Gov. Cuomo, Mayor de Blasio Proposed 10-Point MTA Reform Plan
John Jordan | February 2019
NEW YORK—Governor Andrew Cuomo and New York City Mayor Bill de Blasio, who have historically been at odds on a host of issues, agree on one thing—the Metropolitan Transportation Agency needs to be reformed.
On Feb. 26, Cuomo and de Blasio released a 10-point plan to reform the MTA and to create sustained funding streams for the troubled transit agency. The joint proposal includes endorsement by both men of congestion pricing in sections of Manhattan and a plan to reorganize the MTA.
The governor, speaking on WNYC radio, stated that the congestion pricing plan does not toll the East River bridges, but instead focuses on the Central Business District. The governor stated that the plan “has variable tolling, so we can encourage people to drive in in non-peak hours. We can encourage deliveries to come in at non-peak hours. And we need to do two things: we need to finance the MTA, but we also need to reduce congestion.”
The specific 10 points of the joint Cuomo-de Blasio MTA reform plan include:
1.MTA will develop a reorganization plan to make the agency more efficient and effective. The antiquated structure will be fundamentally changed to centralize common functions among the 6 existing entities. Currently – NYCTA, LIRR, Metro-North, MTA Capital Construction, MTA Bus, SI Railway – operate as 6 separate entities. This 1968-designed “holding company” structure makes coordination more difficult and expensive. All common functions such as construction management, legal, engineering, procurement, human resources, advertising etc. will be consolidated and streamlined in a central operation.

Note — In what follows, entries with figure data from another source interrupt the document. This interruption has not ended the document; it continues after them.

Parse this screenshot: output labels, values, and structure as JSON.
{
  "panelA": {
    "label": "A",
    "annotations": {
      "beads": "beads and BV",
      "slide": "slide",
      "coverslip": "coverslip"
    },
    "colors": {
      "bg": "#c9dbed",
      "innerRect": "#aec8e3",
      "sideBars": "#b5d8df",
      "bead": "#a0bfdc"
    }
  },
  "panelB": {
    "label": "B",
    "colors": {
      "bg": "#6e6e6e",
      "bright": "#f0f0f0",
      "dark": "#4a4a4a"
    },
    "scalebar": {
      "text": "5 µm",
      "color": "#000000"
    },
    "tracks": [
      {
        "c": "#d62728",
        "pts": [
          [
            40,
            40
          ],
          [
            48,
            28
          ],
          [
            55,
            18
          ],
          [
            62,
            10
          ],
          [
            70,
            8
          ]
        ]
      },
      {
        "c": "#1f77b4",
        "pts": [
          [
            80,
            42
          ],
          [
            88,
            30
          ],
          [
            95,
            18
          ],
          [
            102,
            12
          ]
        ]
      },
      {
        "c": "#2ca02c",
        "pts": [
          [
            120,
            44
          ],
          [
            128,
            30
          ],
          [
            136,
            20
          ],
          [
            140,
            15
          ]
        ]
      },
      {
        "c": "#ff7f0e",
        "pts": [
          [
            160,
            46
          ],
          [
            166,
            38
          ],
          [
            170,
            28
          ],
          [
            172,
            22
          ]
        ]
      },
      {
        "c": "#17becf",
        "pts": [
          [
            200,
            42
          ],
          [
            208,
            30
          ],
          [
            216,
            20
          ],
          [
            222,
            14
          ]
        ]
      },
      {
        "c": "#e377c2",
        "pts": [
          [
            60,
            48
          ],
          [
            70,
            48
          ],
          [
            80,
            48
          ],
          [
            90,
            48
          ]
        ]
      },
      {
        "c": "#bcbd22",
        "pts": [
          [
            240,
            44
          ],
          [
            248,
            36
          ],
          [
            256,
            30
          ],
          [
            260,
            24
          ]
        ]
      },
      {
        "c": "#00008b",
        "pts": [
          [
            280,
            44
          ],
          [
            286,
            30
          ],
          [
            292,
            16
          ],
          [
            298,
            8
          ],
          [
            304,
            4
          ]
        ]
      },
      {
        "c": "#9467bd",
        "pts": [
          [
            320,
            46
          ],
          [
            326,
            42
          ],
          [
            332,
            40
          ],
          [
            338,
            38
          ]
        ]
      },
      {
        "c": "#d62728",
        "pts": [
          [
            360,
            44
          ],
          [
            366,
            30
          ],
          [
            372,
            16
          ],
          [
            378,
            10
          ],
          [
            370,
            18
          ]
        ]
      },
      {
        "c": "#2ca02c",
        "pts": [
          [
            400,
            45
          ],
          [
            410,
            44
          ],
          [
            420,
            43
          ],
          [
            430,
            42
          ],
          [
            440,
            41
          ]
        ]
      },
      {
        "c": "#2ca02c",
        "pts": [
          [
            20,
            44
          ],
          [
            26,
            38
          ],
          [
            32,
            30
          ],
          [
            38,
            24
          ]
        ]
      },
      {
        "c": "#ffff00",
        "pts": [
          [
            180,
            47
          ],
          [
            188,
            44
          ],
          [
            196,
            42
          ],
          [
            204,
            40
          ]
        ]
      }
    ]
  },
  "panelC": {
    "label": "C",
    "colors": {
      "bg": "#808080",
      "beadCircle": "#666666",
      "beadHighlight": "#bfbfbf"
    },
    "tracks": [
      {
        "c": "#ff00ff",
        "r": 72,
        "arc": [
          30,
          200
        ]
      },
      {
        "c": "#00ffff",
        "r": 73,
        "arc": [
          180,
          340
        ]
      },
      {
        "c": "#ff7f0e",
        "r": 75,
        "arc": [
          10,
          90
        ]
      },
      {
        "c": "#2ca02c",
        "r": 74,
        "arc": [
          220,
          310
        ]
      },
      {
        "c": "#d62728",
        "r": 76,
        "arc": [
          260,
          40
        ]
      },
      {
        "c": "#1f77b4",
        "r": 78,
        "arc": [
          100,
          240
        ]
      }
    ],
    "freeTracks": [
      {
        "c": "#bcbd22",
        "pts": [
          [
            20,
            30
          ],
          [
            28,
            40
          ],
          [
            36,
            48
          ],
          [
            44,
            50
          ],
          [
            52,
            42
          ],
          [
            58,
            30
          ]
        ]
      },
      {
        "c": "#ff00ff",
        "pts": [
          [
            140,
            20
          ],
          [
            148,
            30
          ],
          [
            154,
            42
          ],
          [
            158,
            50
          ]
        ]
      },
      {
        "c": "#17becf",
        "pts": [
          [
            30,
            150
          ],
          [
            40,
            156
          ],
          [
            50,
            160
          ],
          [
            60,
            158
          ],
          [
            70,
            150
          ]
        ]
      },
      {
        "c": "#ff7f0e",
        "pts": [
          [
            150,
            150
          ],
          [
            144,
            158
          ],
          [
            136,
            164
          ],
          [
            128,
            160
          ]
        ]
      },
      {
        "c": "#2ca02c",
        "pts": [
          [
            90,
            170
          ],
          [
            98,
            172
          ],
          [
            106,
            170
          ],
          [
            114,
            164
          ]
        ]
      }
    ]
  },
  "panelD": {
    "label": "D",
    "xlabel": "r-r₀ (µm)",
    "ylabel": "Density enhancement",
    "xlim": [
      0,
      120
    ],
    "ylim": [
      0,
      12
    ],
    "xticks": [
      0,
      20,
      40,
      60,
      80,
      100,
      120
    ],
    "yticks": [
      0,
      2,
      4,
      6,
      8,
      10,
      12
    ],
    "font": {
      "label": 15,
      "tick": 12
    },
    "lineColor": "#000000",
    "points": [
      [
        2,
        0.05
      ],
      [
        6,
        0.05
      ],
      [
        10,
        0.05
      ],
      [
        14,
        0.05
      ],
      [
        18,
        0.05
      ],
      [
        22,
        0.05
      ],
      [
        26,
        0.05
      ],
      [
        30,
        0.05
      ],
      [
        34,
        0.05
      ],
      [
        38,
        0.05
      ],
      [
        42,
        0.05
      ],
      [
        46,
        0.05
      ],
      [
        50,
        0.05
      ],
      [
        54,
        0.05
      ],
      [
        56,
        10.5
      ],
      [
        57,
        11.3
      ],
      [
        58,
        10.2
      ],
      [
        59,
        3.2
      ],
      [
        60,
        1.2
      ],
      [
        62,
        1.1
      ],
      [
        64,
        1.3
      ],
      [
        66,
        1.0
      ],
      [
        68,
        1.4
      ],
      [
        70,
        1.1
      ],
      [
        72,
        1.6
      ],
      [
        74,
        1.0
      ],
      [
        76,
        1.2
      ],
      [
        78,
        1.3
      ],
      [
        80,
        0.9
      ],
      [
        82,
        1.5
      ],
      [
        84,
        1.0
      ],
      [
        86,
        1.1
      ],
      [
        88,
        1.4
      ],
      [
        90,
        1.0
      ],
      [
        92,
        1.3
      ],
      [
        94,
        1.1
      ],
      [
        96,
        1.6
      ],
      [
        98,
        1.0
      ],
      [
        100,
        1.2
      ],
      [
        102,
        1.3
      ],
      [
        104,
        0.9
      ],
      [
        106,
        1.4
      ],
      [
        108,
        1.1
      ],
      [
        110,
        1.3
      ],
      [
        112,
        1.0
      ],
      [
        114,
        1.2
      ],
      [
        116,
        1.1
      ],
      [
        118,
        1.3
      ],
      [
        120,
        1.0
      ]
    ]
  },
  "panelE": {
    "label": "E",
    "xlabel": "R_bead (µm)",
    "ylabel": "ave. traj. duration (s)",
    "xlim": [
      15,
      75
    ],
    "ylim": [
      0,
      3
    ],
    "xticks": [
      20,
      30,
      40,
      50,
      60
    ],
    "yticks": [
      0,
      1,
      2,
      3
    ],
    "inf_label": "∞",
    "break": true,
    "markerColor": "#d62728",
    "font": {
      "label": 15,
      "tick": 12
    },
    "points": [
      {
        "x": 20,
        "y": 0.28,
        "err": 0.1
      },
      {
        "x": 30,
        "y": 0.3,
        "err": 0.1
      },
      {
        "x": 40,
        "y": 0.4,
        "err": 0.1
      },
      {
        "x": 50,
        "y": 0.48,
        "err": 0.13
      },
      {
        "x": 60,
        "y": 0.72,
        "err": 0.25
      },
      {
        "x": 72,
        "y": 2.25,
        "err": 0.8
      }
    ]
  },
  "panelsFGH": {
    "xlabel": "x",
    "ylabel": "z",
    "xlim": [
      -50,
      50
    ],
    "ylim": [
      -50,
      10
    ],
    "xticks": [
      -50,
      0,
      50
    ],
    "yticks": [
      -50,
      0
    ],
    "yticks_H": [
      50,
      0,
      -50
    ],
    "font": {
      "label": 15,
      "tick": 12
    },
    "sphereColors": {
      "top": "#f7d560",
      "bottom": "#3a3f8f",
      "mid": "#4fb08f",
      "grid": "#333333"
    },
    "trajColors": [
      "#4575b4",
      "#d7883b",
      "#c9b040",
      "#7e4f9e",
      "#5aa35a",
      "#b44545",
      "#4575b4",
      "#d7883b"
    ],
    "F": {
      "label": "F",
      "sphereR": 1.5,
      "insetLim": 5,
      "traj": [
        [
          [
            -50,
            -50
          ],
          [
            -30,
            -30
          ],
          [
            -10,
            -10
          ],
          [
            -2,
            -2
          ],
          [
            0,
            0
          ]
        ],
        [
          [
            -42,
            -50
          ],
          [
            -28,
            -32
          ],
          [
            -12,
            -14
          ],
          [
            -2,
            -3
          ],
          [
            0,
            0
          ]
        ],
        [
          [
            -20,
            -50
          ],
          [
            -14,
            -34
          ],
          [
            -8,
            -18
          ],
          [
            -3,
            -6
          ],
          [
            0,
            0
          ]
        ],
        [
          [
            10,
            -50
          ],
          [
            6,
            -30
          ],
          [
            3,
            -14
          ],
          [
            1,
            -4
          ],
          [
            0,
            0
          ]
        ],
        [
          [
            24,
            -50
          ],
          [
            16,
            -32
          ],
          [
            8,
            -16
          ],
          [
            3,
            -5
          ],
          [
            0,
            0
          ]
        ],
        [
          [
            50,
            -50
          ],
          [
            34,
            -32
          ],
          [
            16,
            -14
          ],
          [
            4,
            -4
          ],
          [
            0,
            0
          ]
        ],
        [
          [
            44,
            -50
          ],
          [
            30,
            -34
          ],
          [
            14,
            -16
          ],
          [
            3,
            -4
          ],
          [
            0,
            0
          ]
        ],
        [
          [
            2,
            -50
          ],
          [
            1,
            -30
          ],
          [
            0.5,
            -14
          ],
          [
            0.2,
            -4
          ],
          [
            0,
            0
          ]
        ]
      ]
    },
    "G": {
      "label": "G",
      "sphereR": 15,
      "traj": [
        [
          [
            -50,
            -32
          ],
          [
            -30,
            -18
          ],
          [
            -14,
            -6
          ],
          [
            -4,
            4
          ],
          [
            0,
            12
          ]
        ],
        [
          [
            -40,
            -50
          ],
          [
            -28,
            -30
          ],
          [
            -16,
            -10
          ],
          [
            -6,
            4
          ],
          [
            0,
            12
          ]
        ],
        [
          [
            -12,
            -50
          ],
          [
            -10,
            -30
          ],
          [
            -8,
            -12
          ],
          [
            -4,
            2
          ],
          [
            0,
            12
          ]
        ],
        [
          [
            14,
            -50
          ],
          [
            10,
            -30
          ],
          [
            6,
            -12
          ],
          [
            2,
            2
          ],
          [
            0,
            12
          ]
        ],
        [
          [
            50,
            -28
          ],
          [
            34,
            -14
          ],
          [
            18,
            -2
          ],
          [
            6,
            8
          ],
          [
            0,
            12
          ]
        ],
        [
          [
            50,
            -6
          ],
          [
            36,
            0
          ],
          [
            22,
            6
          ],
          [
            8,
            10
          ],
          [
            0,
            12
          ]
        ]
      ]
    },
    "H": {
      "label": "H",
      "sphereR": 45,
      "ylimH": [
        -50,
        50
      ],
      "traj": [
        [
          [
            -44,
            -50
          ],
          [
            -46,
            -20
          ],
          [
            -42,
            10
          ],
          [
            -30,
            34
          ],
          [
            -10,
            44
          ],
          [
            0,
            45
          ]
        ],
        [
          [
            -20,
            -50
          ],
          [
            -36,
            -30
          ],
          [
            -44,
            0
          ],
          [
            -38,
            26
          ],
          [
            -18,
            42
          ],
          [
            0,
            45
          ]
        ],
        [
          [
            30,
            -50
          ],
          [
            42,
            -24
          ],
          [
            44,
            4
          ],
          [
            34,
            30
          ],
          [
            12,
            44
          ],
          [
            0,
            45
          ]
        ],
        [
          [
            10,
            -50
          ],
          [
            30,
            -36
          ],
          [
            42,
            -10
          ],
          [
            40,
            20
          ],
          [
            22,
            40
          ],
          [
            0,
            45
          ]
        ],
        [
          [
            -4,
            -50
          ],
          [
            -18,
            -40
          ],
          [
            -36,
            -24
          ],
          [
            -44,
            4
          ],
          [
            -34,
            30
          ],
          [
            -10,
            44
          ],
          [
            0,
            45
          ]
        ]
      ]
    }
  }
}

The individual divisions will focus on day-to-day management of their primary operation. The restructuring plan will be completed by June of this year. The restructuring plan must be coupled with a change in culture, which will generate fresh ideas and new perspective from new and recently appointed senior and mid-level management recruited from the private sector and other cities and states.
2. The MTA Transformation Plan would include a congestion pricing financing model. Electronic tolling devices would be installed on the perimeter of the Central Business District defined as streets south of 61st St. in Manhattan. The FDR Drive will not be included in the Central Business District. The electronic tolling system will account for tolls previously paid by drivers entering Manhattan from designated crossings. The system will be installed and operated pursuant to an MOU between the City of New York and the MTA for the purposes of ensuring the timely completion of the installation of congestion infrastructure in order to effectuate a congestion pricing plan, and recognizing the expertise of the TBTA for purposes of running and operating cashless tolling systems and city agencies for purposes of the use and impact of infrastructure installation on city streets. Tolls would be variable providing discounts for off-peak hour travel. Emergency vehicles will be exempt from congestion pricing tolls. Congestion pricing tolls would be supplemented with state and city revenue from a fixed amount of the new internet sales tax derived from sales in New York City, with a growth factor, and a percentage of the state and city revenue from the cannabis excise tax.
Congestion pricing revenue and these two taxes will be placed in a ‘lockbox’ to provide a funding source necessary to ensure the capital needs of the MTA. Tolls will be set once the electronic infrastructure is in place and a Capital Plan is finalized but will in no event be set later than December 2020.
3. The MTA fares for public mass transportation must be controlled in future years through cost containment actions and improved management. The MTA should be able to operate with mass transit fare increases limited to inflationary increases of 2% per year.
4. All MTA Board appointments will be modified so that all terms end with the appointing elected official’s tenure.
5. Partnership between the state and city is necessary to combat fare evasion. The state will work with the MTA, city and District Attorneys to develop an enforcement strategy, with both personnel and station design modifications that do not criminalize fare evasion but instead prevent fare evasion, sanction violators and increase enforcement.
6. The MTA will undergo an independent audit to determine their actual assets and liabilities. The initial audit should be completed no later than January of 2020. The forecasts, projections and capital plans they have put forth strain financial credibility.
7. The Capital Plan shall be reviewed by a committee of transportation, engineering and government experts who have no existing financial relationship with the MTA (The Regional Transit Committee, “RTC”). The committee will have appointees by the Governor, Mayor, State Assembly and Senate, and organizations representing subway riders and driving commuters. The RTC will also review the toll and fare increases proposed by the MTA as necessary to fund the Capital Plan.
8. The MTA will have all major construction projects and planned projects pursued as “design build.” The MTA will do preliminary drawings only to the point necessary for bidding the project in a private sector competition based primarily on cost and timing of the project. Selections will be made with incentives and sanctions for performance. All major construction projects will be reviewed by construction and engineering experts who are not affiliated with the MTA or its consultants.
9. The MTA will immediately expedite the completion of the Subway Action Plan including: signal repair; water management; station enhancements; rail welding; friction pad installation; increased refurbishment efforts; and other service improvements.
10. The governor and mayor will work closely with the State Legislature to effectuate provisions in this framework.